Last week the Pentagon acknowledged that as many as 5,000 American troops may have been exposed to chemical agents as U.S. forces blew up ammunition in a remote weapons site.

Rockefeller and a bipartisan chorus used the joint hearing by the Senate intelligence and Veterans Affairs committees to express exasperation for why it took the Defense Department five years to confirm the veterans' complaints.

"We can do better. And we must do better," Rockefeller asserted. "That is why I have decided to call upon the president to bring new health leadership to the DOD."

Joseph maintained that the government's response to complaints of ailing Gulf War veterans had been instigated long before he took charge of the Pentagon's health programs in March 1994. He strongly defended the federal government's response, telling senators it would take more scientific studies to discover what happened to the troops.

"We cannot hurry science," he cautioned.

Although Joseph acknowledged that intelligence agencies knew of the presence of chemical weapons at a remote Iraqi site called Khamisiyah in 1991, he said their medical significance only recently was realized.

"This was not in our awareness until June of this year," he said. "I'm not making an excuse. I'm telling you what happened."

The criticisms were bipartisan. Sen. John F. Kerry (D-Mass.) said the government had given the veterans "a great stiff-arm" and Sen. Richard C. Shelby (R-Ala.) denounced "a shameful campaign of obstruction and delay" over the veterans' illnesses.

Senate intelligence committee Chairman Arlen Specter (R-Pa.) expressed surprise at the White letter, describing it as an obvious attempt to blunt criticism of the Pentagon.

In the letter to Sen.

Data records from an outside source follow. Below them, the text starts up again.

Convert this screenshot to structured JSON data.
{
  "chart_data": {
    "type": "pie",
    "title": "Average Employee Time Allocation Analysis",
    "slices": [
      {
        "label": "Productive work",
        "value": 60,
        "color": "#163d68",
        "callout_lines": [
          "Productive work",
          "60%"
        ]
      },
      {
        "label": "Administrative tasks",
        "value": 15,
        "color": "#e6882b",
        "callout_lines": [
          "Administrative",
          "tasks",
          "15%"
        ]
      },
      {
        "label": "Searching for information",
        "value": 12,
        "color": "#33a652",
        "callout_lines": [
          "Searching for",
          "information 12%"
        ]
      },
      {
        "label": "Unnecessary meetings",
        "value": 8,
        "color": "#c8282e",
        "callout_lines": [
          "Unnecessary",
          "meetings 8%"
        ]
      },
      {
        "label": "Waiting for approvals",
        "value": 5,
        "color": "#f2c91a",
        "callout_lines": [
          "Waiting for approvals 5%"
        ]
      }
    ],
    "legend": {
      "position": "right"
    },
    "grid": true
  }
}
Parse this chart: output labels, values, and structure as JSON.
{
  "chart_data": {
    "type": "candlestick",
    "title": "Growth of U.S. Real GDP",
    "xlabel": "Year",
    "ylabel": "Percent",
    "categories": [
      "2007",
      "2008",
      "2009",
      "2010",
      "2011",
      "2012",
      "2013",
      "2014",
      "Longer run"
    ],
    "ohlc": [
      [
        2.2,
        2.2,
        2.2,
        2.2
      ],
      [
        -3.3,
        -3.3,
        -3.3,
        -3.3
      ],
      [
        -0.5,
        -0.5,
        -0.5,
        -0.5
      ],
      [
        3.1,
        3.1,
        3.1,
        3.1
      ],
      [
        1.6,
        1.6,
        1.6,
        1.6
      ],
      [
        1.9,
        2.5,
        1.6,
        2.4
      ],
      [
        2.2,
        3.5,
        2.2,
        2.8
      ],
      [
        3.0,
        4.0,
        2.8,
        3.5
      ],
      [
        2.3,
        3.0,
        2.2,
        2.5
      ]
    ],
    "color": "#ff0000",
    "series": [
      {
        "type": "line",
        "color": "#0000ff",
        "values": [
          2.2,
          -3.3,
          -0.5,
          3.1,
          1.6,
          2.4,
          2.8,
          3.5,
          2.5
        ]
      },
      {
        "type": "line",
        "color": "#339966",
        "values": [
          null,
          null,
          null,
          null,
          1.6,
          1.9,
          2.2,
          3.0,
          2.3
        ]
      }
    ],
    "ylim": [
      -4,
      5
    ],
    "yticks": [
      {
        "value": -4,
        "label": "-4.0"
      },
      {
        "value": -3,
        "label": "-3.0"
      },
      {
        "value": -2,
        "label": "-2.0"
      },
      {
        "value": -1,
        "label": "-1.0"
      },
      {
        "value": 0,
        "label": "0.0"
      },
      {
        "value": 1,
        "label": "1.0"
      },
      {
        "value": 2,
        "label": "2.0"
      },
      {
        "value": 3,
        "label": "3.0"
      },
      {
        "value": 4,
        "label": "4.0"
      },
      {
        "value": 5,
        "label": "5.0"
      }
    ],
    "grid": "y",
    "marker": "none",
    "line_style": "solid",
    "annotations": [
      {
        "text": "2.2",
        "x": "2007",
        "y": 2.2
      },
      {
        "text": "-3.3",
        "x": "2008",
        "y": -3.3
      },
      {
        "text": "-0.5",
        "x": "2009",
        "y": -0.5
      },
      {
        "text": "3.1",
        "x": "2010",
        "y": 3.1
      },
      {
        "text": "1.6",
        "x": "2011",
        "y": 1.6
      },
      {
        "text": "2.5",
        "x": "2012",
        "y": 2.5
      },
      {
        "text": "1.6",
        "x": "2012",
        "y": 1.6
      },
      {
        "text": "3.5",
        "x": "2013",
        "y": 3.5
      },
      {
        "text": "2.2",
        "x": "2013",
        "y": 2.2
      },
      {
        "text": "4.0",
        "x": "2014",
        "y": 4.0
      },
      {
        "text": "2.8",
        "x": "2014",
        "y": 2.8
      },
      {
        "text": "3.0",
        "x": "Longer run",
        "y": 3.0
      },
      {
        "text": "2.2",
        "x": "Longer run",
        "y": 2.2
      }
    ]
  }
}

Strom Thurmond (R-S.C.), chairman of the Armed Services Committee, White said the Pentagon was "redoubling our efforts, broadening the scope of our investigations and adding additional resources" to investigate the illnesses.

White said the Defense Department would use more outside help reassessing the veterans' complaints and that he was directing Joseph to consider still more research projects.

The Army's inspector general has been ordered to conduct an inquiry into the destruction of weapons at Khamisiyah where some of the chemical bombs were destroyed shortly after the cease-fire, White said.

Defense Secretary William J. Perry's intelligence assistant also was asked to conduct an inquiry into whether the Pentagon mishandled early intelligence reports by United Nations teams on the chemical weapons destroyed at the site.

Joseph and Kenneth W. Kizer, undersecretary for veterans affairs, remained firm in their belief that, as Kizer put it, "there is no Gulf War Syndrome in the strict medical sense of the term."

Ailing veterans from the war have exhibited a number of complaints, but these do not point to a "single, unique disease," Kizer said.

Moreover, both doctors told the committees that all medical research indicates long-term chronic illnesses are usually presaged by acute clinical signs and symptoms, something few of the Persian Gulf veterans have exhibited.